Tuesday, November 18, 2008

I should really start jogging!

Those are the words that fly out of my mouth no less than 4 times a day. Every time a cute little jogger girl prances past my ground floor work window, a little bit of envy surfaces in my suppressed feelings. And not just when it's the cute little jogger girls, but the like ancient-walked-with-dinosaurs-coulda-edited-the bible-guys zoom past with not even a sweat and merrily wave at me sitting on my ASS in my office working away (read-myspacing).
Every single day, I wake with intentions to lace up those runners, strap on my I-Pod, start up my Gym Mix Play list, and run all around town. And every single day, I convincingly come up with something I'd really rather be doing! UGH!
We are now in the final week of our office Biggest Loser Contest! I'm in a very braggable 3rd place! Just behind the 2 dudes who are participating. It's crunch time. No, not actually getting on the floor and doing crunches ha, as if!
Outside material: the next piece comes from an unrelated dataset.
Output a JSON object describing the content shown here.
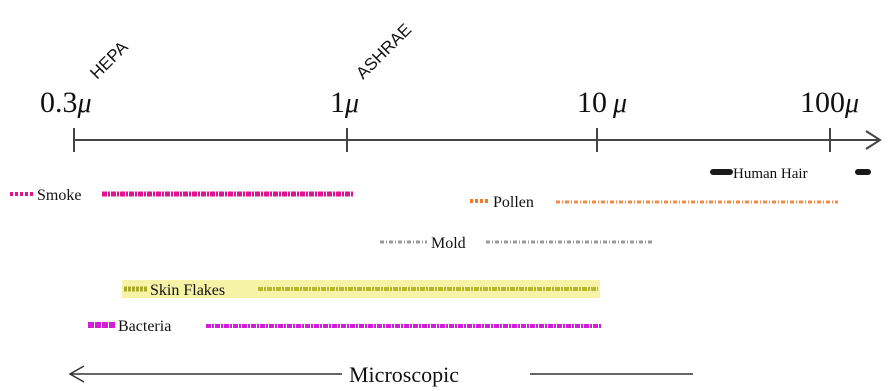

I mean, I'm ready to pull out all the stops. Better late than never huh?
I looked into obtaining Crack Rocks and Meth, but realized it just wasn't in my budget, and after googling photos of Meth addicts, I realized I really like ALL my teeth, and clear skin. One of the contestants suggested drinking toilet water to induce vomiting...thinking about that one. I'm not above laxatives and starvation. I can neither confirm nor deny that I might or might not be slightly addicted to green tea, and cran-water! All about flushing the system.
So, I revisit the jogging idea. I know a lot of people have really lost weight doing this. (shocking huh) Looks like I'm going to have to give a little more thought to this whole jogging thing...the saga continues.